Димитрий Юрьевич поклонился всем в пояс и, приняв ответные поклоны, продолжал, снова садясь за стол:
– Злодей и душегубец князь Василий, брата моего ослепивший, ныне с татарами погаными всех нас именья, казны и вотчин лишить хочет. Яко волк ненасытный, жаждет крови испить нашей и все от нас отъяти! Двести тысящ рублей окупа посулил по собе он царю казанскому да еще много от злата и серебра и от одежды.
– Доживем с ним до клюки, что ни хлеба, ни муки! – яростно выкрикнул боярин Никита Константинович Добрынский.
– Истинно, истинно! Многие и великие тяготы на нас, окаянный, кладет! – зашумели кругом. – А где возьмем?! Через силу и конь не тянет.
– Все может Каин-братоубийца, – вскакивая со скамьи, еще яростней заговорил Шемяка. – В железы и меня он ковал, и кого хошь закует, ослепит и убьет из корысти и лютой злобы! Всю старину, отчину и дедину порушил! А вы, бояре тверские, и то доведите князю своему Борису Лександрычу, что Василий-то крест целовал царю Улу-Махмету отдать ему все княжение московское и все города и волости других князей!

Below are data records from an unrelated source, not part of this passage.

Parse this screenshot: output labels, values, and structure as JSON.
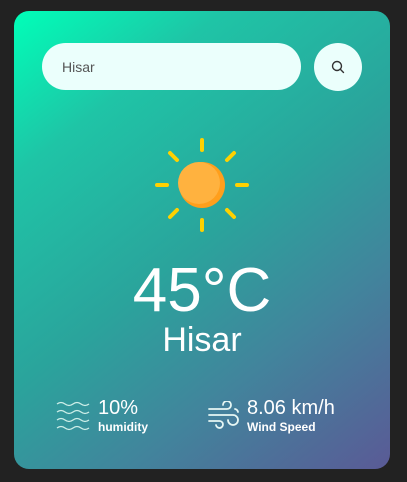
{
  "search": {
    "value": "Hisar",
    "icon": "search-icon"
  },
  "weather": {
    "icon": "sun-icon",
    "temperature": "45°C",
    "city": "Hisar"
  },
  "stats": {
    "humidity": {
      "value": "10%",
      "label": "humidity",
      "icon": "humidity-waves-icon"
    },
    "wind": {
      "value": "8.06 km/h",
      "label": "Wind Speed",
      "icon": "wind-icon"
    }
  },
  "colors": {
    "page_background": "#222222",
    "gradient_start": "#00ffb8",
    "gradient_end": "#5a5a96",
    "sun": "#ffb23f",
    "sun_rays": "#ffd100",
    "input_background": "#ebfffc"
  }
}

Сам же хочет он сесть на тверском княжении, князя вашего согнать, из Твери его выбить!..
Шемяка, позеленев весь от гнева, тяжело сел на свое место и жадно припал губами к стопе с медом.

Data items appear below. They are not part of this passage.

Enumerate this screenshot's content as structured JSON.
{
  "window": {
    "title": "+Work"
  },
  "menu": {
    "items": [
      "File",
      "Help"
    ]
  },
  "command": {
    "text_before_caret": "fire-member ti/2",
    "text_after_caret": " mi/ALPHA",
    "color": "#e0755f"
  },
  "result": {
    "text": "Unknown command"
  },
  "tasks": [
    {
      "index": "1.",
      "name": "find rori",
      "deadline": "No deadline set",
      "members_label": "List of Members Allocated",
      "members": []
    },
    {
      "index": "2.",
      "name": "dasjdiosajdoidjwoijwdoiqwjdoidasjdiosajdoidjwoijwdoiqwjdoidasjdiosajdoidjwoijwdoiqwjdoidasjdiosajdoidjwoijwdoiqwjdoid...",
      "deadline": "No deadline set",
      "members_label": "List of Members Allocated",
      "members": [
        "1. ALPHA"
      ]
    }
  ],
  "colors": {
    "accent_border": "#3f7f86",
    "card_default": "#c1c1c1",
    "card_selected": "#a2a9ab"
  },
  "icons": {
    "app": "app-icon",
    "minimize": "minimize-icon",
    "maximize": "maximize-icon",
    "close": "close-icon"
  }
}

– А татары? – спросил среди наставшей тишины молодой тверской купец Кузьма Аверьянов. – Не захотят они окуп из рук выпущать…
Насторожил всех этот разумный вопрос и смутил многих.
– Что с Василья берут, из того с нас вполовину возьмут, – ответил Никита Константинович, – а ежели и столько ж, за то не дадим мы поганым ни городов, ни волостей, наипаче княжеств своих!
Твердо и дерзко сказал это боярин Добрынский, а все сидят тихо, решенья в уме не имеют, смотрят на Шемяку, ждут, что скажет, но Димитрий Юрьевич не мог уж говорить более, и слово взял Иван Андреевич.
– Нам, князьям, – заговорил он, как всегда, вяло и лениво, но глаза его хитро выглядывали из-под одутловатых тяжелых век и бегали, как мыши, – всем нам, говорю, кто тут есть, надобно разумом добре все обмерить. Нас Москва давно уж слугами сделала, а ныне хочет и в рабство поганым отдать. Вот в чем беда наша, а не окуп! Пошто нам окуп давать за Василья? Пусть в полоне будет! Вы же помыслите о собе, бояре, и гости, и купцы, и вы, отцы духовные! Всех нас, жен и детей наших, все именье, казну и все вотчины наши дает князь Василь Василич в руки агарян поганых на веки веков.